What Causes Hiccups? The Science Of Hiccups And Search For A Cure

Jamie Hayes

What Causes Hiccups?

No matter who you are, no matter where you’re from, one thing that every human being has in common is the hiccups. You could be a high-powered CEO or a fast-food worker, or you could still be in your mother’s womb—everyone gets the hiccups. So do cats, rats, dogs, and elephants. But why does it happen? What purpose does it serve? The weird thing with hiccups is, even though it’s something that affects everyone, we honestly still don’t exactly know. It’s a bit like asking why cats purr, or why we dream: science has produced a few good theories, but the details are a bit fuzzy. That being said, we do have some answers…

Hiccups: the Basics

Hiccups aren’t a complete mystery. We do know quite a lot about them. We know that they’re an involuntary contraction of the diaphragm (the muscle above the stomach that controls breathing). A fraction of a second after the contraction occurs, the vocal cords snap shut, causing the “hic” sound that gives hiccups their onomatopoeic name.

We also know that there are countless things that can make us start hiccuping. Drinking too fast, eating too fast, eating spicy food, swallowing air, and laughing can all start the hics. And yes, like any other condition you can search on the internet, hiccuping can also be an indicator of something more serious, like brain problems, meningitis, stroke, multiple sclerosis, or cancer. But remember, Google will tell you that anything could be cancer. I wouldn’t get too worried about your hiccups.

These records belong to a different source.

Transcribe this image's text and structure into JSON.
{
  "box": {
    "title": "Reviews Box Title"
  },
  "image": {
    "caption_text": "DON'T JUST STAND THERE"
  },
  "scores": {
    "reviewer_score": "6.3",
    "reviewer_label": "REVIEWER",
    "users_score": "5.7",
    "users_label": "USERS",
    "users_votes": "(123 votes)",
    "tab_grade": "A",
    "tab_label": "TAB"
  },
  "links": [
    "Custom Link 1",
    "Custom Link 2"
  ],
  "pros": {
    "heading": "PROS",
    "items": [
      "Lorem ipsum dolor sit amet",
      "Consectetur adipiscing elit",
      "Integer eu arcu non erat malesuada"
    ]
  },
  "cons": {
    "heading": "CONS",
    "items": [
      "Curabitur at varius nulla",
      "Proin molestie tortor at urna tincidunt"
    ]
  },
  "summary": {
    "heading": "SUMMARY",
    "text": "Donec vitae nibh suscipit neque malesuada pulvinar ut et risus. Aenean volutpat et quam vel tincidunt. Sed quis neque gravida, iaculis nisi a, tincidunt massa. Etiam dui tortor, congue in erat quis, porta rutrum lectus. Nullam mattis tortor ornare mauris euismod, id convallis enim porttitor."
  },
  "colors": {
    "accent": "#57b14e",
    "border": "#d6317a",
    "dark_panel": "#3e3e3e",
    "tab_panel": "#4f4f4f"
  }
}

Finding a Cure for Hiccups

As with any other physical anomaly, persistent hiccups (ie. lasting for two days or more) probably warrant a trip to the doctor, but the vast, vast majority of cases simply pop up, last for a brief time, then solve themselves. The fact that they go away on their own has, of course, led to the countless home remedies that we all know. There’s a very good chance that if you breathe into a bag, or stand on your head, or drink water upside down, or eat a spoonful of peanut butter, that it will “cure” your hiccups. Would they have gone away on their own? Probably, but whatever floats your boat.

That’s not to say that doctors haven’t tried to come up with some more scientific methods of curing the hiccups. They don’t always go away on their own, and persistent hiccups can cause significant discomfort. Medical treatments range from something as simple as deep breathing to what’s called a vagus nerve stimulator, which sends bursts of electricity straight to the brain. Some studies have even found that—hear me out—“persistent digital rectal massage” can be an effective treatment for hiccups. What I’m saying is, if it gets really bad, at least you’ve got some options.

But for all the folk remedies, medical treatments, and rectal massages, a clear, specific way to stop hiccups still eludes us. Medical science has figured out so much about the human body, but this is one thing that we just can’t nail down. Maybe that’s because, for all the things we can say cause the hiccups, we still don’t exactly know why they happen.

Evolution is a funny thing. It’s far from perfect, and we’re often left with strange throwbacks that don’t serve much of a purpose. Human beings could probably do without the appendix at this point, but it’s there nonetheless. The bowhead whale has leg bones that just sit in its body doing absolutely nothing, an evolutionary remnant of its land-bound ancestors. But, in the whale’s case, we can at least look at those bones and say “those used to be legs.” With hiccups, the origin isn’t nearly as obvious.

Why Do Hiccups Happen?

There are several theories as to why hiccups happen. It’s been suggested that they are meant to protect us while we’re still in the womb. After all, fetuses do hiccup, so perhaps the reflex of the vocal cords shutting is meant to prevent us from inhaling amniotic fluid? Another theory goes much further back on the evolutionary tree, and posits that hiccuping comes from our ancient amphibian ancestors. Since amphibian tadpoles have lungs and gills, a rapid closing in the throat allows water to pass over their gills without entering the lungs. Modern amphibians do this, and it looks kind of similar to the human hiccup, so maybe that’s it?

Yet another theory takes into account the fact that hiccups appear to only occur in mammals. As far as we can tell, reptiles and birds do not hiccup, which casts doubt on the explanation that the mechanism first developed in amphibians. This theory suggests that hiccups were initially meant to ensure mammal infants could suckle and breathe safely. Across all mammals, the hiccup reflex effectively burps suckling babies, clearing the air from their stomachs. This theory is compelling, as only milk-drinking mammals seem to hiccup, and babies do indeed hiccup more frequently than adults—but we may never know for sure.

For all we know about hiccups, they’re still somewhat of an oddity. They happen to everyone, a hundred different things cause them, and we still don’t exactly know why they happen in the first place. But thankfully, this is one mystery of the human experience that is relatively harmless. So next time you start hiccuping (hopefully just from eating too much or drinking too fast or, even better, for no obvious reason at all), feel free to drink water from the far side of the glass or have a friend scare you. There’s a good chance they will stop, because that’s just what hiccups do.